彼は自分の一本足を犠牲にして、彼らの乗った板きれを深い谷底に落とすことを食い止めたのだ。
「おい、しっかりしろよ!?すぐに新しい棒を見つけてやるから!」
ぐったりと倒れたカブ頭を抱え、政宗が呼びかけるが彼はもう動きもしない。
「カブ……thank you」
命の恩人に、政宗は感謝を込めてキスをする。
ぷくぷくと身体を膨らませ、ゴムのように大きく伸び縮む姿には、すわゴム人形の来襲かと心底驚いたものだ。
「いやー、助かった助かった。
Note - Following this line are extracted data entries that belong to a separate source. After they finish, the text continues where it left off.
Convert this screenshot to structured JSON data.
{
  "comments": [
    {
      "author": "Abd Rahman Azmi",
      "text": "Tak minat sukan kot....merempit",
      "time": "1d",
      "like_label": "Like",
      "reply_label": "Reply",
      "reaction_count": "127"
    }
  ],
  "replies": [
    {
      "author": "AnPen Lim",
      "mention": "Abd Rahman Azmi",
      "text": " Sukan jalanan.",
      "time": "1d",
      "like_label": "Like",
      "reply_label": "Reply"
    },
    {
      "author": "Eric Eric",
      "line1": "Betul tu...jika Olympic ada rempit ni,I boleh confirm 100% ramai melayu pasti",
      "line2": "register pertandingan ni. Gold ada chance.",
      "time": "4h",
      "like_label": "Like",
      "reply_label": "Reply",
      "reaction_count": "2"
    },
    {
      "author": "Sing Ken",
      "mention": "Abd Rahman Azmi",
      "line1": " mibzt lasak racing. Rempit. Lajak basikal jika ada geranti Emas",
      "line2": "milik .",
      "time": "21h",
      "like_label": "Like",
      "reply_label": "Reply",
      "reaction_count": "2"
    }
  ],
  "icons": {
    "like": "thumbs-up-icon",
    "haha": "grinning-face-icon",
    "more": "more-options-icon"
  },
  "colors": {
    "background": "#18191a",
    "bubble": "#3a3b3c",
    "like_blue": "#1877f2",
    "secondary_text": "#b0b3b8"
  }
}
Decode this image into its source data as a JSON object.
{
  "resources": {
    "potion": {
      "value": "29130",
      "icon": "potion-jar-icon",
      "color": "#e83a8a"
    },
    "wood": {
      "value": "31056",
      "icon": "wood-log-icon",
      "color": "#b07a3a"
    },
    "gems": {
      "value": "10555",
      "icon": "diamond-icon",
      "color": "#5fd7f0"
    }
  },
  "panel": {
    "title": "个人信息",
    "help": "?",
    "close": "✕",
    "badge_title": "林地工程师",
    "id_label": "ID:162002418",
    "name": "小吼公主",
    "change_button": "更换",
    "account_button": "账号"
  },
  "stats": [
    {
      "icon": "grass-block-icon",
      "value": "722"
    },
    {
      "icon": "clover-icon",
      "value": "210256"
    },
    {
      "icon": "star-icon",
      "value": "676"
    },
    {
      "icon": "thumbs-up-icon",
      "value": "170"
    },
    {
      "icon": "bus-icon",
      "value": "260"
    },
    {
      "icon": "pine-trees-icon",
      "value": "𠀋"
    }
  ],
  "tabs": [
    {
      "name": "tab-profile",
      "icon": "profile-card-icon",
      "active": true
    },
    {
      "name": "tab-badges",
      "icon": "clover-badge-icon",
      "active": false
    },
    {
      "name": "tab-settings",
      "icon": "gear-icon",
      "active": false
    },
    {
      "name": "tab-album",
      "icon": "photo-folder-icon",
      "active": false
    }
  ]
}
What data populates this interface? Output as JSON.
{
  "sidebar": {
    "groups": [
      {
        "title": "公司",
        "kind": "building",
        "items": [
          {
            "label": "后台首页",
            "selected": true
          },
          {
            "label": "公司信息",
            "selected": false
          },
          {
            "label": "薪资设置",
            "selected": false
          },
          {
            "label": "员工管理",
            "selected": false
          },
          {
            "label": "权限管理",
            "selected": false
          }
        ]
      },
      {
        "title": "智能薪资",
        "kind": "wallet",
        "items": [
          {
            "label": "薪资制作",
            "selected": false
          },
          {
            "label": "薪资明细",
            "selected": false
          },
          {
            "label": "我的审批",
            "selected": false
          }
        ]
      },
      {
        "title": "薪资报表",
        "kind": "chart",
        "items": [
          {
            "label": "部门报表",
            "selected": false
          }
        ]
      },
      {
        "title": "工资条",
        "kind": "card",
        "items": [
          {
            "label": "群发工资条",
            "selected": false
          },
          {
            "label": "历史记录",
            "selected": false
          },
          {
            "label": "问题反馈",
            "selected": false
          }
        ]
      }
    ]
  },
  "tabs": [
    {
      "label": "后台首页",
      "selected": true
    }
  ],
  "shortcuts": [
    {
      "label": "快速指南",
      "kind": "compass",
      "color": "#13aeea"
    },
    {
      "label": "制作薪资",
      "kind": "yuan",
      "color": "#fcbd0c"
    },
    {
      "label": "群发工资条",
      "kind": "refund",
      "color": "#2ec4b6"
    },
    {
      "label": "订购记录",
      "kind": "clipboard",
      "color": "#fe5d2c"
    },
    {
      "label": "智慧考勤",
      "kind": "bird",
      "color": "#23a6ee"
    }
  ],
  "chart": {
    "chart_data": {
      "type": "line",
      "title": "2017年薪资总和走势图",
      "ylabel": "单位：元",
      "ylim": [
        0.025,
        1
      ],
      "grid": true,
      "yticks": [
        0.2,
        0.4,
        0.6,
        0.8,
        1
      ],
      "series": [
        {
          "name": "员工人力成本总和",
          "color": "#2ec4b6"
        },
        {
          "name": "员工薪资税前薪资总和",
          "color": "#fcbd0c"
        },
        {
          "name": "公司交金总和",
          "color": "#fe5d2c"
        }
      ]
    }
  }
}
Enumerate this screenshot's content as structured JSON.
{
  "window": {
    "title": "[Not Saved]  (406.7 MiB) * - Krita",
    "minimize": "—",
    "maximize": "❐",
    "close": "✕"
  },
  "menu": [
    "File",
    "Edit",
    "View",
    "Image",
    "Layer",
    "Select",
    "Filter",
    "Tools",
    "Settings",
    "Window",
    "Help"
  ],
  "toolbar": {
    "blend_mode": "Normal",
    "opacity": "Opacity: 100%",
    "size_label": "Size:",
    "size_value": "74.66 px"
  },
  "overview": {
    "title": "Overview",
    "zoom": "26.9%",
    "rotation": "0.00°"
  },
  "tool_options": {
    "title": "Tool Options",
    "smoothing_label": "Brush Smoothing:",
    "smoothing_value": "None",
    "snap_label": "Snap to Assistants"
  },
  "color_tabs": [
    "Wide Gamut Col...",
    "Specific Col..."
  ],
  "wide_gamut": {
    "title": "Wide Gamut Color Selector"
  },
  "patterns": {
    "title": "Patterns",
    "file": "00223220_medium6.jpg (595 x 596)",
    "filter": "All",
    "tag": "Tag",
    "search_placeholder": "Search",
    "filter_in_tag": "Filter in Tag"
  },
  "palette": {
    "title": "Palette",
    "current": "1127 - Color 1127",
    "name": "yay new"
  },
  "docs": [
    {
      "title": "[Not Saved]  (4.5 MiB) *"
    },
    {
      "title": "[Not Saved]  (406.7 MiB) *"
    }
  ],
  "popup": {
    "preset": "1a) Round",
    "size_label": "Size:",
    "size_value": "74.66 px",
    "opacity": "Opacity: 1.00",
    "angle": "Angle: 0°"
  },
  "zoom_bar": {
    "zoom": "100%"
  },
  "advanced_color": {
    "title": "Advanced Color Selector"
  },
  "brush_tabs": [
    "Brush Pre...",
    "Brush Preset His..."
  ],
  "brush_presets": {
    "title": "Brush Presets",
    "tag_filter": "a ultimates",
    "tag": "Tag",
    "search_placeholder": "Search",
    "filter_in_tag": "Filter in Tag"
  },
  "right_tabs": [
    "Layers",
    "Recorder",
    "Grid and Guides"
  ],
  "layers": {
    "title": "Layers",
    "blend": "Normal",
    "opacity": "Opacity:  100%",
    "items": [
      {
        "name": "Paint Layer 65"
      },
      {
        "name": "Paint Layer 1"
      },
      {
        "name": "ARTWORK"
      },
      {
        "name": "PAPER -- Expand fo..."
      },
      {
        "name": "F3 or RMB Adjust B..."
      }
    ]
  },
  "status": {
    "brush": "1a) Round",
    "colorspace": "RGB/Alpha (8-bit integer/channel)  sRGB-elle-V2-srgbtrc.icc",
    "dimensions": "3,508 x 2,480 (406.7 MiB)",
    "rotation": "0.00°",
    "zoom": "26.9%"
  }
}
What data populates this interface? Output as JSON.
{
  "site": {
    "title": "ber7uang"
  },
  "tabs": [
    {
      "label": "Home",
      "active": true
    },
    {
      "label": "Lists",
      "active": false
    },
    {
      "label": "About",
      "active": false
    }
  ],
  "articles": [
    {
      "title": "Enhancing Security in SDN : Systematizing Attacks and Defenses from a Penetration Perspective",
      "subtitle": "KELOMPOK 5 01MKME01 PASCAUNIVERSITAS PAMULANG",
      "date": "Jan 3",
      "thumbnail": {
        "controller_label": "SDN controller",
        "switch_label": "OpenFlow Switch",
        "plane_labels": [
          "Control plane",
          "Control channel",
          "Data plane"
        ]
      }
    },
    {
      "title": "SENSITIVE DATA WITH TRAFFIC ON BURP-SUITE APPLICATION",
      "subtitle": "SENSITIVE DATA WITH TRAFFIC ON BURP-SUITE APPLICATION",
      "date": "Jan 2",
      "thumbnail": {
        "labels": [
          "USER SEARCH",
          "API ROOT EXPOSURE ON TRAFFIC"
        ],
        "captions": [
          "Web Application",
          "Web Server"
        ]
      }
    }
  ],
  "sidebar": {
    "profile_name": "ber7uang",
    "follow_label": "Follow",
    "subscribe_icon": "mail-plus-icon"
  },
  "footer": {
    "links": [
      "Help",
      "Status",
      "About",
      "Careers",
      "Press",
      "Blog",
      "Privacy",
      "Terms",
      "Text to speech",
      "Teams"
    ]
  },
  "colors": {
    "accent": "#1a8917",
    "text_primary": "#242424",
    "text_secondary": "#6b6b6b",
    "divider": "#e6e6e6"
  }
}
本当ありがとう、政宗!」
古ぼけた案山子姿から一転、派手な傾奇者の衣装に身を包み鮮やかな羽飾りをあしらった大柄な男が現れた。
屈託のない人懐っこい笑い方をする男で、全身で喜びを表す幼くも爽やかな雰囲気が人の警戒心を薄れさせる。
「俺は、隣の国の王子の慶次っていうんだ。呪いでカブ頭にされていたんだよ」
「愛する者にキスされないと解けない呪いだね」
「その通り!政宗が助けてくれなかったら、俺は今頃案山子のまんま死んでたかもな。いやー、やっぱり愛の力ってのは強いね!恋最高!」
「はあ……」
上機嫌に笑いながら、政宗の手を取ってぶんぶんと振り回す。
それでも反応の薄い政宗を見て、上機嫌だった慶次はちょっとだけ困ったように眉を八の字に下げた。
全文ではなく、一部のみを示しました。